この国では15歳を成人としており、そんなサビキ王女の誕生日が来週に迫っているのだそう。
「このままだと、確実にサビキ王女が国王になる! そうなる前に、あの女の鼻っ柱を折ってやるんだ! 彼女自身も、『もし自分がリイル王女陣営の誰かに負ける事があれば、王位継承権を返上する』とかいってるし!」
「それだけ自信満々だと、言う事ですね」
しかし、そのズワイ騎士団長も責任重大というか、情けないというか。
こんな子供に、「あまりにも情けないから、代わりに倒します!」と言わせるとか、私だったら情けなさすぎて泣いてますよ。

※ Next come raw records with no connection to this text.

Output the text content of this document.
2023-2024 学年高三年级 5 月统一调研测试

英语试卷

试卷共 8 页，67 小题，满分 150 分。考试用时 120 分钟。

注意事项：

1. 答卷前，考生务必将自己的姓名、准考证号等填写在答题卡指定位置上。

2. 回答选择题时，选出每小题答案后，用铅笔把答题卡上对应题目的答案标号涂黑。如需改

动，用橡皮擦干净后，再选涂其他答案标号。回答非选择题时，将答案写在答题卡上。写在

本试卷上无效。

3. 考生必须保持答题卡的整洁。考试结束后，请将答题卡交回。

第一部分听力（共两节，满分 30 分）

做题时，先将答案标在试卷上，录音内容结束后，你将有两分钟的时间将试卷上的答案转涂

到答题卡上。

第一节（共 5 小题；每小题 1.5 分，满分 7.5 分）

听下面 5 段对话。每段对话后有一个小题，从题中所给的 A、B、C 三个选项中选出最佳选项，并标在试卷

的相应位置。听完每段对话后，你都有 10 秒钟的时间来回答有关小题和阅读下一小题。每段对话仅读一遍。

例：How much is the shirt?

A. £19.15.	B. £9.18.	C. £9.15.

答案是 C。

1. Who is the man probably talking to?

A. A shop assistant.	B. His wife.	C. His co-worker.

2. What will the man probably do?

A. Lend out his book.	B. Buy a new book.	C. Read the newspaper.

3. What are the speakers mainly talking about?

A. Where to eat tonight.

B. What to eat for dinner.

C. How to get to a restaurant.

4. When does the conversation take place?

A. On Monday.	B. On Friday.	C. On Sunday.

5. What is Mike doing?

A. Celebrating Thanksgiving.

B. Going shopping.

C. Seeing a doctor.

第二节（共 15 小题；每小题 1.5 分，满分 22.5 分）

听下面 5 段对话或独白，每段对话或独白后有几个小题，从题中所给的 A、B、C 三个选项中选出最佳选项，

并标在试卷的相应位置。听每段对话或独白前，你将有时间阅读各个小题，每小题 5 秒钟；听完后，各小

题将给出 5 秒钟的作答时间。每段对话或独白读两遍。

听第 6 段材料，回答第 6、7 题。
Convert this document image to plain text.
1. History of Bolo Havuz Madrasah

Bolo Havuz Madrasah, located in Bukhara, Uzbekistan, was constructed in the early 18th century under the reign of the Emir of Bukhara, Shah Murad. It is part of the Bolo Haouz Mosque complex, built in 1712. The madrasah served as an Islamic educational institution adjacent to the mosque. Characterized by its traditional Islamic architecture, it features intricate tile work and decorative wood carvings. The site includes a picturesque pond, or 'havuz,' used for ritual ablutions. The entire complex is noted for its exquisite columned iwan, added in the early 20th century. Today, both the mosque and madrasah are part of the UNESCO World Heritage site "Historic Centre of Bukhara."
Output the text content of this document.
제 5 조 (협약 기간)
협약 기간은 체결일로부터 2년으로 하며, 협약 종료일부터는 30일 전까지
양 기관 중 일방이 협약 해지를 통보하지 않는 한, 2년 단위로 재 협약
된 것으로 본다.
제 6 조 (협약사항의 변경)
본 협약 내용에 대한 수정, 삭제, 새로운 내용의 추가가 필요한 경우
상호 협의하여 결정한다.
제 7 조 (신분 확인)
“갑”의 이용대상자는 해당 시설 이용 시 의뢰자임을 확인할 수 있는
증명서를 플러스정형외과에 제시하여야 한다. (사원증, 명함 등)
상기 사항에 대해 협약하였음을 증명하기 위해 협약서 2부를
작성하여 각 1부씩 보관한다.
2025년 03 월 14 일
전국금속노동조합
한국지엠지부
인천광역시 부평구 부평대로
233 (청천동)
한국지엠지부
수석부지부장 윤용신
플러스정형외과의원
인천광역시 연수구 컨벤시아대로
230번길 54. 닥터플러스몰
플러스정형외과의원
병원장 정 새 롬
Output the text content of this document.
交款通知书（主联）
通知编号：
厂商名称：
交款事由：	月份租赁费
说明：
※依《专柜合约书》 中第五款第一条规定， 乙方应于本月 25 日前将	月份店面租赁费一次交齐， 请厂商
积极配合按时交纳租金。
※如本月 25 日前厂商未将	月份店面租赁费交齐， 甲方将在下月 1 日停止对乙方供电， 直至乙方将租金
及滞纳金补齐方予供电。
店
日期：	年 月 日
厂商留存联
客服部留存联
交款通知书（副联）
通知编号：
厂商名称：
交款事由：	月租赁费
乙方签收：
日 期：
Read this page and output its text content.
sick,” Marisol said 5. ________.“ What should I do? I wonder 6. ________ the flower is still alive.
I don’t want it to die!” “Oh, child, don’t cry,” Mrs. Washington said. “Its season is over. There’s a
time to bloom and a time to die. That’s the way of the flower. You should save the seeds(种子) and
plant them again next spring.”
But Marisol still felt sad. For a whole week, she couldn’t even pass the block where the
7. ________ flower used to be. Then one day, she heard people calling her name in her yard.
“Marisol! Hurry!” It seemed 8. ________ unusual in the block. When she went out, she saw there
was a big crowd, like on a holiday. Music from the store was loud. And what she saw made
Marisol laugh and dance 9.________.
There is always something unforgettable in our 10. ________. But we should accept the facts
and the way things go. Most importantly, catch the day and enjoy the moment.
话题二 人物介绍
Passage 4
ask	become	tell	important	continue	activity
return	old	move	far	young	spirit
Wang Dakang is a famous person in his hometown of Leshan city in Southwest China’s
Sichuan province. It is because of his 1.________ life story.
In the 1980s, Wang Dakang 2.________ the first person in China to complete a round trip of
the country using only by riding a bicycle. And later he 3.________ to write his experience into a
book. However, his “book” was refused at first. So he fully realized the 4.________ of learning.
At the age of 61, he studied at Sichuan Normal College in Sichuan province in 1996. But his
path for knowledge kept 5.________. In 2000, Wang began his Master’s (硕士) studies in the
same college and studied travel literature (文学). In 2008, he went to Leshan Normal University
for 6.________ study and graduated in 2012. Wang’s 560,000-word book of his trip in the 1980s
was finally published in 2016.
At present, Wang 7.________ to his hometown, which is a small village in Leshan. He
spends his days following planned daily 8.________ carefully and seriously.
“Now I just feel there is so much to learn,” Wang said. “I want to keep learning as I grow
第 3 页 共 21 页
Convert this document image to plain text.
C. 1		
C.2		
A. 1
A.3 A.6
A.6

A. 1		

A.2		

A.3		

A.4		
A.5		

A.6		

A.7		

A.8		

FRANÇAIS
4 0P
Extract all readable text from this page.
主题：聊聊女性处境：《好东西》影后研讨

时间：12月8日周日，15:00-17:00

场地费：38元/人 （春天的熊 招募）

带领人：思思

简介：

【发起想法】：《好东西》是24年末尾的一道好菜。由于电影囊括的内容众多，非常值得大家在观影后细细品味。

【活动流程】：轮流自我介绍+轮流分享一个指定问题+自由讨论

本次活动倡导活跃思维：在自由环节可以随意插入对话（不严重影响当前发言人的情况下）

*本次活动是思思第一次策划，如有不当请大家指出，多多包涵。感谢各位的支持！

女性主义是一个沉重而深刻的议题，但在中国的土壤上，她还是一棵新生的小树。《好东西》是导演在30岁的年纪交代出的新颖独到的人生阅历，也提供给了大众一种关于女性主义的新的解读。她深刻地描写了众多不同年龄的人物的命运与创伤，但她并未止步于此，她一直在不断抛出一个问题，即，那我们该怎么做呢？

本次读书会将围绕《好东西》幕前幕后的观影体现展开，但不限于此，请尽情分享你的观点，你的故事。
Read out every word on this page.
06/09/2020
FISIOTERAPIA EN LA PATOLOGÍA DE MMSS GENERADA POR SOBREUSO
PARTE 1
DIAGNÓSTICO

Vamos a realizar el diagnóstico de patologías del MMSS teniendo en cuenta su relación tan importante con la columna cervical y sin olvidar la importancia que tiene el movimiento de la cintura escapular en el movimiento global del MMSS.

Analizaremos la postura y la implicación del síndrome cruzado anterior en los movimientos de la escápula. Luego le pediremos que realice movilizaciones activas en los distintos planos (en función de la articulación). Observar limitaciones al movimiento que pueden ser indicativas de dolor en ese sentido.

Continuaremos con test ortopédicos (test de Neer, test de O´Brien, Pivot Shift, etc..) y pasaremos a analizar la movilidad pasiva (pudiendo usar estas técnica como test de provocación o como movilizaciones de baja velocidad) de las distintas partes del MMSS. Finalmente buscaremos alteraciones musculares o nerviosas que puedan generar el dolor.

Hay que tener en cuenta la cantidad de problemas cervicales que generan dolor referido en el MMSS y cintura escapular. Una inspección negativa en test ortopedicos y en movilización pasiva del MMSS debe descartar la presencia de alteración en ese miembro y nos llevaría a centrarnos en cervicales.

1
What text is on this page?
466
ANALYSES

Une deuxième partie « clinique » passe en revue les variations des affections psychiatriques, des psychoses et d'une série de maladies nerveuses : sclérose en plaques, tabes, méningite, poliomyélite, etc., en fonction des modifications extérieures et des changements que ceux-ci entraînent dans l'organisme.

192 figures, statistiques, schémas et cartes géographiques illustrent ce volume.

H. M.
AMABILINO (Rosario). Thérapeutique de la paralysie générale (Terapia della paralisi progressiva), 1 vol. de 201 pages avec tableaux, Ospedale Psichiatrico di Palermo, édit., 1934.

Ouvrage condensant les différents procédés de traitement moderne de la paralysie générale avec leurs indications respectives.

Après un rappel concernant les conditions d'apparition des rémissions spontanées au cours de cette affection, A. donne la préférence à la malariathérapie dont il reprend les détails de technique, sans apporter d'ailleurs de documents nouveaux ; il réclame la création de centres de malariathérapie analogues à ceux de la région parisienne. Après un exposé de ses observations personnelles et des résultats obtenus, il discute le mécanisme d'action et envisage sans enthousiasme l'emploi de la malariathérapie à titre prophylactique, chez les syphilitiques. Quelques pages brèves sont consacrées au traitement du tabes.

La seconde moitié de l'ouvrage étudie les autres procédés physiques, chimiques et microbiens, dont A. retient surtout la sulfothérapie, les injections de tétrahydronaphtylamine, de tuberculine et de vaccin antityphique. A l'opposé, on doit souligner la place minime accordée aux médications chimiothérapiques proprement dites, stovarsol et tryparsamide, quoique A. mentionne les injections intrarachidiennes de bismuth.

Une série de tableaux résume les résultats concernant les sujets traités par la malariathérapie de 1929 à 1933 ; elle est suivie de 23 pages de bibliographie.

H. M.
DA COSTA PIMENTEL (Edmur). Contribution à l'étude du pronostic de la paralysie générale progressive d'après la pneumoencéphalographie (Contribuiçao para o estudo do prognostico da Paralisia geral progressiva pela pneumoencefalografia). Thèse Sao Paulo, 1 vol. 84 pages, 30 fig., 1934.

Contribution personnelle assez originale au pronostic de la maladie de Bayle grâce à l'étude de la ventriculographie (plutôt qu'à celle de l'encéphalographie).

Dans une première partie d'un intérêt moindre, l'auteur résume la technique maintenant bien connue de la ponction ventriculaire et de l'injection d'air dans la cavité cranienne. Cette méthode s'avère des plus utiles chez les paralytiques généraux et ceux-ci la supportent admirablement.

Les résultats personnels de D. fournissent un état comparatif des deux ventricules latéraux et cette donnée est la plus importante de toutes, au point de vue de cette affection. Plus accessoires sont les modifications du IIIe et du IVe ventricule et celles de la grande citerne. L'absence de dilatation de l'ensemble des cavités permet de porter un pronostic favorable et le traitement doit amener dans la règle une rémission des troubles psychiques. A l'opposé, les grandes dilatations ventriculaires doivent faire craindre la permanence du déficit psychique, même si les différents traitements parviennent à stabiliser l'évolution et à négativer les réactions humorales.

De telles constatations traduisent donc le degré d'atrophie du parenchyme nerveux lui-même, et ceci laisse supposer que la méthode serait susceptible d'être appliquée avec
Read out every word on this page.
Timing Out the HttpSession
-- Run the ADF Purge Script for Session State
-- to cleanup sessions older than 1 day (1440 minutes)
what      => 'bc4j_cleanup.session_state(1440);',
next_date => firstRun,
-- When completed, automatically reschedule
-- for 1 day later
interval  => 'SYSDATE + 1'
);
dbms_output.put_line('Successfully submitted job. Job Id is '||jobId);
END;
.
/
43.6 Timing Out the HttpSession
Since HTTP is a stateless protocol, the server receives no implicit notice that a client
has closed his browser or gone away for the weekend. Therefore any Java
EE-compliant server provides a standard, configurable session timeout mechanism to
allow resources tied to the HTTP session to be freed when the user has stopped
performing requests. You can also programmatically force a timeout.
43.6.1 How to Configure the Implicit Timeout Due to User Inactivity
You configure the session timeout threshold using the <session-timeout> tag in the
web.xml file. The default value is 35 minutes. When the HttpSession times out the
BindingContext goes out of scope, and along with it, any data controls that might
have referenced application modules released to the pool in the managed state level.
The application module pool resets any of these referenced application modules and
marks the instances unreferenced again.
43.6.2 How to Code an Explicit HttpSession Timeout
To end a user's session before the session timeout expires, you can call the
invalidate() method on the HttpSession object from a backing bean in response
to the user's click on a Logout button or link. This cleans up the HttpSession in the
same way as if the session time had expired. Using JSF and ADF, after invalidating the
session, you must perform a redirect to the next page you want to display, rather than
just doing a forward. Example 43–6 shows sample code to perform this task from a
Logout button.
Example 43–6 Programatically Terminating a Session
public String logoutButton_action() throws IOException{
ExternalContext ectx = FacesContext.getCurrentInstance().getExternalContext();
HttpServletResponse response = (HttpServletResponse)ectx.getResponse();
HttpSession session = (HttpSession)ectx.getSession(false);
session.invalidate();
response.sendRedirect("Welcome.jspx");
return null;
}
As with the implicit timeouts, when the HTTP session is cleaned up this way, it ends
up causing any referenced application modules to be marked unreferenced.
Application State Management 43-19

「まぁ、事情は理解しました。巨匠が納得するかは不明ですが、一応は相談程度は出来ないか。聞いておきましょう」
「そうか! よろしく頼むっ!」
嬉しそうにそう言って、「話があれば『銀のウミネコ亭』へ!」と告げて帰るメガロ。
----さて、巨匠にどう納得してもらいましょう。